Gözyaşlarımızın tadı aynı

“Evlen, çoluk çocuk sahibi ol, hayatını yaşa kızım!” Evet okurken beni güldürse de, iyi ki silmemişim. İyi niyeti hatırlamak için, böyle insanların varlığını hatırlamaya ihtiyaç duyuyorum.
Zinnet Teyze, bana evle başedemediğim bir dönemde yardıma gelen biriydi. Annemi kaybettikten sonra uzun süre kendi evime uğramayınca, dönüşümde onu aramıştım.
Şöyle bir an… Beraber dolapları yerleştiriyoruz, ben çay yapıyorum, olanları soruyor. Ben cümlelerimin yarısı içimde, kırık dökük cümle kurmaya çalışıyorum. Sonra kendi kayıplarından bahsediyor, annesini, ablasını, abisini teker teker nasıl kaybettiğini, en gitmez dediklerinin nasıl ortadan kaybolduğunu… Anlayan bakışlarla biraz yorgun, biraz kalender ama kısa ve öz, “Üzülme, hepsi geçiyor bir gün kızım” diyor.
İçim orda cız ediyor. Hepsi geçiyor derken içimde yükselen -peki nasıl- sorusuna cevap bulamadığımdan değil, kızım diyerek nasihat eden kadınların hiçbirinin gerçek kızı olmayacağımı anladığım için. Bu burkulma anını, arkadaşlarımın anneleriyle karşılaştığımda hissedecektim çok sonra. Çok kötü bir gün, anne olan bir arkadaşımla telefonda konuşurken bana içten bir ‘canım’ demesiyle adeta 10 yaşıma inmiş gibi dudak büzecektim aynı nedenle. O çocuğu karşıma alıp -kızım ağlama artık- diye kendi kendime konuşacaktım bile.
Zinnet Teyze giderken, anneme aldığım ama elimde de tutamayacağımı hissettiğim tepsiyi ona veriyorum. Çok seviniyor. Sonra bir bayram zamanı, öyle bir hatırını sorayım derken, belli ki buna mutlu oluyor ve sıralıyor kırmızı gülle bitirdiği şuradaki mesajını. Zira evlilik mühim:)

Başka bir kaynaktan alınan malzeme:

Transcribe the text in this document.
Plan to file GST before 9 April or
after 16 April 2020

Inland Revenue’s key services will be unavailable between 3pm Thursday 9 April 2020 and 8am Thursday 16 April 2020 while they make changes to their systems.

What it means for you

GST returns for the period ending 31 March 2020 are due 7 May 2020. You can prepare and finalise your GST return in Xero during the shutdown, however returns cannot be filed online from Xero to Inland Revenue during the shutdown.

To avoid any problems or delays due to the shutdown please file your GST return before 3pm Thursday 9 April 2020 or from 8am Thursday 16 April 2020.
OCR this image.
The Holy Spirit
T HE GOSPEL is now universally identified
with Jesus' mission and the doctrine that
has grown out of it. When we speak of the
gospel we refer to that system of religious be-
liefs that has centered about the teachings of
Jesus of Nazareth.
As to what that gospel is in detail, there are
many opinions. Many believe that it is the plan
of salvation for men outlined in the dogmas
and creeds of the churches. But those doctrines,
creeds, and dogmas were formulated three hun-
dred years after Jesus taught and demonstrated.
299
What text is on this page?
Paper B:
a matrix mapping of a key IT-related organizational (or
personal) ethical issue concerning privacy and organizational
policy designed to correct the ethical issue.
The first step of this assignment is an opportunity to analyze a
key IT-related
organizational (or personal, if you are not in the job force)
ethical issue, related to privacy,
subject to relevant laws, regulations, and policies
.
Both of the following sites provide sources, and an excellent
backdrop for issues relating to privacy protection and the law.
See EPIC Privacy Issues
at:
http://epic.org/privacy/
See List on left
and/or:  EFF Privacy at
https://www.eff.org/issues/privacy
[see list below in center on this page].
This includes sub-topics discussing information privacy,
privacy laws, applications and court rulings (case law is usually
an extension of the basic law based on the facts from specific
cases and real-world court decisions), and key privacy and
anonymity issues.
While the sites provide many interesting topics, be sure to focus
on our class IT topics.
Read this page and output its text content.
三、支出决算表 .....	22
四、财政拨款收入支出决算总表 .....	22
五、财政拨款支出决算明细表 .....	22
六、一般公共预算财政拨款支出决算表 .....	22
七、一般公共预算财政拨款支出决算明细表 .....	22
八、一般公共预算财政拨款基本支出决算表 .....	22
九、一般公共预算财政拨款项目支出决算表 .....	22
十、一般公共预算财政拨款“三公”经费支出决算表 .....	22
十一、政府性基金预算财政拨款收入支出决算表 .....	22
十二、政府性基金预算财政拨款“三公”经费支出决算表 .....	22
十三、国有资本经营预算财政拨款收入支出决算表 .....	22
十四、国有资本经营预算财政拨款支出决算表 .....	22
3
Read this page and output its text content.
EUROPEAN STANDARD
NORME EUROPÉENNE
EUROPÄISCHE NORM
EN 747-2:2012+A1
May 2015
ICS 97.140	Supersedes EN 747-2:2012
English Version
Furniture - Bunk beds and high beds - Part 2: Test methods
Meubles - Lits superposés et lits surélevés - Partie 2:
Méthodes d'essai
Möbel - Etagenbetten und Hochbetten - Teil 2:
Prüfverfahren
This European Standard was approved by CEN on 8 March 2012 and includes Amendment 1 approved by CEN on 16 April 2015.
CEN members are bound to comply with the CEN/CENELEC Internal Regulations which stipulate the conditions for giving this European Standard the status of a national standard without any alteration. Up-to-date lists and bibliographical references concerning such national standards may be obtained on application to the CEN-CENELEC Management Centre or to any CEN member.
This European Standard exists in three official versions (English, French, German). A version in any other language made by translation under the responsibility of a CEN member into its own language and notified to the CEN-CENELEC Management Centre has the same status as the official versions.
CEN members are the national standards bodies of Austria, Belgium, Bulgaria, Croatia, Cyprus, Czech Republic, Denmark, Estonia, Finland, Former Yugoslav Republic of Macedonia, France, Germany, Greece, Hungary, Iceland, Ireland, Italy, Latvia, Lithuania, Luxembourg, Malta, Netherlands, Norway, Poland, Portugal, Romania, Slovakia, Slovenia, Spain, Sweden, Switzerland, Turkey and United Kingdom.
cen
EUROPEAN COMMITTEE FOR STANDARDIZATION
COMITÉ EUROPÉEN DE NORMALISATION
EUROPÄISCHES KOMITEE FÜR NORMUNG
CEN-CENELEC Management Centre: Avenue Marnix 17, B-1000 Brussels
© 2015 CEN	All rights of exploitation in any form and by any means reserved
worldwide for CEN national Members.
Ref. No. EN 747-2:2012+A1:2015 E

Tebessüm etmek bir yana… İçimizde benim gibi bu sızıyla birlikte yaşamaya çalışanlar var, bazısı arkadaşım, bazılarınızı tanımıyorum. Ama Şebnem Ferah’ın o şarkısındaki gibi, gözyaşlarımızın tadı aynı. Bu sızının eşlik ettiği milyonlarca hayatın içinde, iyi şeylere tutunmanın tam anlamıyla çare olduğu anlar kadar, iyi şeylere tutunmanın gözyaşlarını silemediği anlar da var. Yağmurun yağıp geçmesi ne kadar doğaya aitse, o anlarda gözyaşlarımızın akıp kendini bırakmasına izin vermek de o kadar doğaya ait. O anlarda güçlü olmama özgürlüğümüz var bizim. Hayatta her şeyi çözmeye ve anlamaya gücümüzün yetmediğine idrak etmeye, zamana ve gerçek bir iyi niyetle omzumuza dokunan dost ellere ihtiyacımız var.